Gérard Chaliand : Qu'est-ce qu'on risque ? Il ne va pas nous faire la guerre. Il y a beaucoup de bluff dans tout ça. Qu'est-ce que la France risque si l’Europe consentait, ce qui n'est pas du tout sûr, à appliquer des sanctions ? Les sanctions économiques et financières, sont celles qui gêneraient le plus Erdogan. Il faudrait une petite rétorsion économique, pas excessive mais suffisante pour qu'il en ressente les effets. Il faut conserver, contrairement à lui, la plus grande courtoisie. Il n’y a pas besoin de s'invectiver, nous n'y avons aucun intérêt. Il faut dire que nous ne sommes pas d'accord et l'exprimer avec calme et détermination. 

Bahar Kimyongur : La confrontation avec Erdogan est effectivement un jeu dangereux. Mais je ne vois pas ce que l’on peut reprocher au président Macron qui cherche à préserver la souveraineté de la France tout en exprimant sa volonté d’apaisement. L’ennui avec Erdogan, c’est qu’il a semé plusieurs pièges sur la route de sa gloire. Si on recule, il avance. Et si on s’arrête, il avance aussi. Autant résister pour espérer le faire plier.

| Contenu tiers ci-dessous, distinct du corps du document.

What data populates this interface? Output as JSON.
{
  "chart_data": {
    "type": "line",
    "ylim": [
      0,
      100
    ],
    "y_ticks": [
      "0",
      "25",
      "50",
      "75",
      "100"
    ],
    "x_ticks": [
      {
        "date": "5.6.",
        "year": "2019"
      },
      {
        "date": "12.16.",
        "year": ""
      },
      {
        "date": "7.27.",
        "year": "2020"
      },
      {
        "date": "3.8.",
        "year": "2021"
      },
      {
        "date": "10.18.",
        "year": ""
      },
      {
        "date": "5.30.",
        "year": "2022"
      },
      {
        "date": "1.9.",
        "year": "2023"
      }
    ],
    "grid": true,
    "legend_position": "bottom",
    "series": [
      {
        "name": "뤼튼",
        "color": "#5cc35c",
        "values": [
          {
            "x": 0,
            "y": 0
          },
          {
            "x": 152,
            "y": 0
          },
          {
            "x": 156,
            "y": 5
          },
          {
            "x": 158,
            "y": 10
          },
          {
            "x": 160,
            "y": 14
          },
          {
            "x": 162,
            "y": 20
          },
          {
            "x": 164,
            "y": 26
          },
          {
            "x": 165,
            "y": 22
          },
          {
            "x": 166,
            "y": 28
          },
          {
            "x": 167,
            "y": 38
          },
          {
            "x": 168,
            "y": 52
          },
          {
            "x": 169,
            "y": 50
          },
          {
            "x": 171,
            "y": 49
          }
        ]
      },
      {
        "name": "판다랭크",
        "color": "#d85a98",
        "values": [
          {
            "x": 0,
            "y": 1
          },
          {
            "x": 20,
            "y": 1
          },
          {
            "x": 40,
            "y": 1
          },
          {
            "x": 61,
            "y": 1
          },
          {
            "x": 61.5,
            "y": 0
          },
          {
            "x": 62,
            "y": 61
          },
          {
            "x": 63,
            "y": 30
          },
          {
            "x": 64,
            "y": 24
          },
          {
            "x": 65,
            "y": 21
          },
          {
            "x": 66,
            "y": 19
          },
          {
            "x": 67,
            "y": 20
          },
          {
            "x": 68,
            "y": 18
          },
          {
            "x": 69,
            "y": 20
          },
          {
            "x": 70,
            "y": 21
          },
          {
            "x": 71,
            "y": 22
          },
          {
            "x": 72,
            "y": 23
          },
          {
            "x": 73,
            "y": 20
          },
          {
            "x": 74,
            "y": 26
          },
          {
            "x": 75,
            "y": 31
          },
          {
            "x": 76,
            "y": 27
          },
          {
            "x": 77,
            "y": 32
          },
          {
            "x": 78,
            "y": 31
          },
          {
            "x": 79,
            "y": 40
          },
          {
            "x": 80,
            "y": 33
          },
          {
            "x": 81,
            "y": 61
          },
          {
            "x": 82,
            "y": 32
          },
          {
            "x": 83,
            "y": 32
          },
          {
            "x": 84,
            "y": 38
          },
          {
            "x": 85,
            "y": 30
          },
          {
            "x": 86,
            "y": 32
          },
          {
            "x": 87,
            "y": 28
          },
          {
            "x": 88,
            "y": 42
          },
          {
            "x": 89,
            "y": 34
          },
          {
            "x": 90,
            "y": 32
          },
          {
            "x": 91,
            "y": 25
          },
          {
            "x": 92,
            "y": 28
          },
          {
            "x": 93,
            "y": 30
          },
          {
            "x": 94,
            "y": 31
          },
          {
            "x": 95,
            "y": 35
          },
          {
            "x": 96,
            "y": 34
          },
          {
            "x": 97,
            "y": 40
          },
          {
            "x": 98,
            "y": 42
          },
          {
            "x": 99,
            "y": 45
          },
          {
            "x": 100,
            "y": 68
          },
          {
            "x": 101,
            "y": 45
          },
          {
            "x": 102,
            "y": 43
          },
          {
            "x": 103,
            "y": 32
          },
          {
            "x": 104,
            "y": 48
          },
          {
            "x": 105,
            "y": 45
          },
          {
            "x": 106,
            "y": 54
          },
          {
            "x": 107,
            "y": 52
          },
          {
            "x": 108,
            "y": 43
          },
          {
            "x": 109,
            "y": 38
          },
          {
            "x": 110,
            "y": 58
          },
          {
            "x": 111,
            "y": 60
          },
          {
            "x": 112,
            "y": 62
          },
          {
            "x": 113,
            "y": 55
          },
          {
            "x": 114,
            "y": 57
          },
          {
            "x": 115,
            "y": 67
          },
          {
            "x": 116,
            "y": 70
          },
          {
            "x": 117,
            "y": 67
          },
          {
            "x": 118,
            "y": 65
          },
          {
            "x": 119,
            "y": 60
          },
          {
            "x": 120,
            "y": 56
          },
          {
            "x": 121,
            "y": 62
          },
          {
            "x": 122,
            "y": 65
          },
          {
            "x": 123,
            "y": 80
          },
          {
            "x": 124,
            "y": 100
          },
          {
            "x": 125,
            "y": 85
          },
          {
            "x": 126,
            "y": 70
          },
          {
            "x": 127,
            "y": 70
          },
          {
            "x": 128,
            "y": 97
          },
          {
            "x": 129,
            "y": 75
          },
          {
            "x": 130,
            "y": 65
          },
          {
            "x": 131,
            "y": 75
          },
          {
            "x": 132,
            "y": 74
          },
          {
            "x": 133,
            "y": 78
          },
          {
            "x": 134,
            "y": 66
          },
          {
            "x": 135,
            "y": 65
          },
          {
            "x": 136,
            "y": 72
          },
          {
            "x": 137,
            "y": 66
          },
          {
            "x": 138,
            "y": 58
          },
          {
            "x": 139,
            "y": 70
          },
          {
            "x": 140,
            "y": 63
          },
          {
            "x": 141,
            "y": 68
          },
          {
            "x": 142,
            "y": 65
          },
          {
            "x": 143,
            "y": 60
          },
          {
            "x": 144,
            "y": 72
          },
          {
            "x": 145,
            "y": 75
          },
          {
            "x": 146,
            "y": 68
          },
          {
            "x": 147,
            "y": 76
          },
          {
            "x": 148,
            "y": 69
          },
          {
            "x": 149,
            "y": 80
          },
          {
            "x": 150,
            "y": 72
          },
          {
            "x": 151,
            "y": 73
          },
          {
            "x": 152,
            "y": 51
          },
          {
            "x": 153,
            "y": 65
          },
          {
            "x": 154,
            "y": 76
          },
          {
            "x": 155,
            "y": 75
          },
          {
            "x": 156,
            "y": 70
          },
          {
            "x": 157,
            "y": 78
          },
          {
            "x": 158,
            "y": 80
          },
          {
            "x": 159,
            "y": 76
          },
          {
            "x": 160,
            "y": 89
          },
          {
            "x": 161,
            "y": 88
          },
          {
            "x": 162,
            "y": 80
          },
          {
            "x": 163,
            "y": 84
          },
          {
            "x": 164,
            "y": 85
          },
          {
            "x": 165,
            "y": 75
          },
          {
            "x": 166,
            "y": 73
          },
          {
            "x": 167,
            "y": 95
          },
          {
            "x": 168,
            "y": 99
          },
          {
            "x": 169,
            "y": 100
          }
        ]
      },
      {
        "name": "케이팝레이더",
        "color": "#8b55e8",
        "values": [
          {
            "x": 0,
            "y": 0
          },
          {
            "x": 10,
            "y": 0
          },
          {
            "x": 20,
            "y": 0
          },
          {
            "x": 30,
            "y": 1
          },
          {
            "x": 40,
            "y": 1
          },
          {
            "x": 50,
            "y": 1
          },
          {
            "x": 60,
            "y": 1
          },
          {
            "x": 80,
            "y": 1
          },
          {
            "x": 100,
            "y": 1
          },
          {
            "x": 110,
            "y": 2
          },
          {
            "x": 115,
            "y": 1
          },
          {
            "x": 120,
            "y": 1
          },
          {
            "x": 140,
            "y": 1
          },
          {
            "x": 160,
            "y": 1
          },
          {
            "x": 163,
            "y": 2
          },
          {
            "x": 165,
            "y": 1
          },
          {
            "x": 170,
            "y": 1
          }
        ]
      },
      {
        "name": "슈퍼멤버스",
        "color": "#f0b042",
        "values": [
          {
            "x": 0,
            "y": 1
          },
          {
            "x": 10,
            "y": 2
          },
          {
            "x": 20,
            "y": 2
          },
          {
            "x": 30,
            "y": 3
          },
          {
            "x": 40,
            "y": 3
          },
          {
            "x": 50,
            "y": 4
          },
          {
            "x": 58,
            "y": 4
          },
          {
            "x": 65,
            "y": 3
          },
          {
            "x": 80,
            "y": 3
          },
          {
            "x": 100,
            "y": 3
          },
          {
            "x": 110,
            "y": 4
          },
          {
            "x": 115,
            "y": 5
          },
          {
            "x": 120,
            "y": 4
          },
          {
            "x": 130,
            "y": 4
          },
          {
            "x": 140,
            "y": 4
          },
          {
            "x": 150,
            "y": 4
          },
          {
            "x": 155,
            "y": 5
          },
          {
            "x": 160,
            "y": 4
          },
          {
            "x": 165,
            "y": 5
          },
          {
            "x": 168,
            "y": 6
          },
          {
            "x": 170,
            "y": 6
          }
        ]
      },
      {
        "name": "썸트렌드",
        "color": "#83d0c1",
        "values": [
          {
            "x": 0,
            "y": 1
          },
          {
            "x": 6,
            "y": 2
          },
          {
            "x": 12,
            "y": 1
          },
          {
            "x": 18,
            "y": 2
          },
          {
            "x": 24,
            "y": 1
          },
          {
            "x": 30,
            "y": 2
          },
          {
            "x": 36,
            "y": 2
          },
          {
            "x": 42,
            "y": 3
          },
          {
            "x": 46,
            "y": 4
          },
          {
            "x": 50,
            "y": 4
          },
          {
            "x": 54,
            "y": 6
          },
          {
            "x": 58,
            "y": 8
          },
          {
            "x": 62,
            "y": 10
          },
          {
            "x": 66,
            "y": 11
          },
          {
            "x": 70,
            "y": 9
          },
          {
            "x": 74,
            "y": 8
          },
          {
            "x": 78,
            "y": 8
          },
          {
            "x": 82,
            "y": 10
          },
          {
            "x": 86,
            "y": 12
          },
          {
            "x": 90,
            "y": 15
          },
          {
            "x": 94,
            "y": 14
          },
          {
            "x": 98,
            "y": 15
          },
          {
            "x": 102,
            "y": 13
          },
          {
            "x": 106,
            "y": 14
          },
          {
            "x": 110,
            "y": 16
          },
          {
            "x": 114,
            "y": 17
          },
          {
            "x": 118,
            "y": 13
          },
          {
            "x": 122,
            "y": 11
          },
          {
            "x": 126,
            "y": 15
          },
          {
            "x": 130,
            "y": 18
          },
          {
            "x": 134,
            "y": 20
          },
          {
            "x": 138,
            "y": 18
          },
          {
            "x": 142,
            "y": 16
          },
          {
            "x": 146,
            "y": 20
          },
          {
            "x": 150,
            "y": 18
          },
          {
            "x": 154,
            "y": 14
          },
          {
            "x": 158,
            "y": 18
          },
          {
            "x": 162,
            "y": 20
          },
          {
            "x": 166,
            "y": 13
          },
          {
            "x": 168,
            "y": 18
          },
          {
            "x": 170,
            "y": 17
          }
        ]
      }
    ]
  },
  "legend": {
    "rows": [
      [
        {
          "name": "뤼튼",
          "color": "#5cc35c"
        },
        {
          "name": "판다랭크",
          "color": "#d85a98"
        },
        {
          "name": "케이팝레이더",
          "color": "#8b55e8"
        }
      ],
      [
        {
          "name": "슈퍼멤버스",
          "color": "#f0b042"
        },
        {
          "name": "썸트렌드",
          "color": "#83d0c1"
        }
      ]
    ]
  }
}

Comment lui résister sans toutefois rentrer dans son jeu ?

Gérard Chaliand : Il ne faut pas tomber dans les invectives. Jusqu’à maintenant, la France s'est comportée avec beaucoup de tenue. En disant qu'on n’a pas la même façon de penser, qu'on respecte toutes les religions, mais que nous ne sommes pas de ceux qui nous privons de caricaturer ceci ou cela. 

Bahar Kimyongur : La France doit se concentrer sur ses priorités, à savoir briser la spirale djihadiste qui s’installe dans le pays tout en menant une campagne diplomatique et pédagogique à l’attention des pays musulmans qui ne saisissent pas l’ampleur du danger qui ravage le pays.

Il faut garder à l’esprit que les pays musulmans sont de grands consommateurs de théories du complot. Beaucoup pensent en effet que Charlie Hebdo, l’église, les services secrets, les grandes entreprises, le gouvernement et les juifs font partie d’une grande conspiration anti-islam. On se n’imagine même pas qu’une presse puisse être libre ou qu’un gouvernement puisse protéger un journal qui le critique. La France doit inlassablement expliquer la guerre qu’elle livre contre l’islamisme, son ennemi mortel, tout en rappelant sa politique d’accueil et d’inclusion au service des musulmans. Les pays qui développent un discours hostile envers le président Macron semblent vite oublier que la France est le pays le plus peuplé de musulmans en Europe, que des millions de Français musulmans vivent en paix, que le niveau de vie des Français musulmans est plus élevé que dans les pays musulmans et que la France est beaucoup plus tendre avec les islamistes que tous les pays musulmans réunis. Sinon, comment expliquer que tant de criminels de l’Etat islamique emprisonnés en Syrie ou ailleurs supplient la France de les rapatrier ? Je remarque dans les médias arabes, turcs ou pakistanais que l’exécution de Samuel Paty est à peine évoquée, comme s’il s’agissait d’un détail voire d’un châtiment justifié. Résister à Erdogan, c’est aussi faire vivre la mémoire de Samuel Paty et des autres martyrs français de la terreur djihadiste. La bataille est loin d’être gagnée.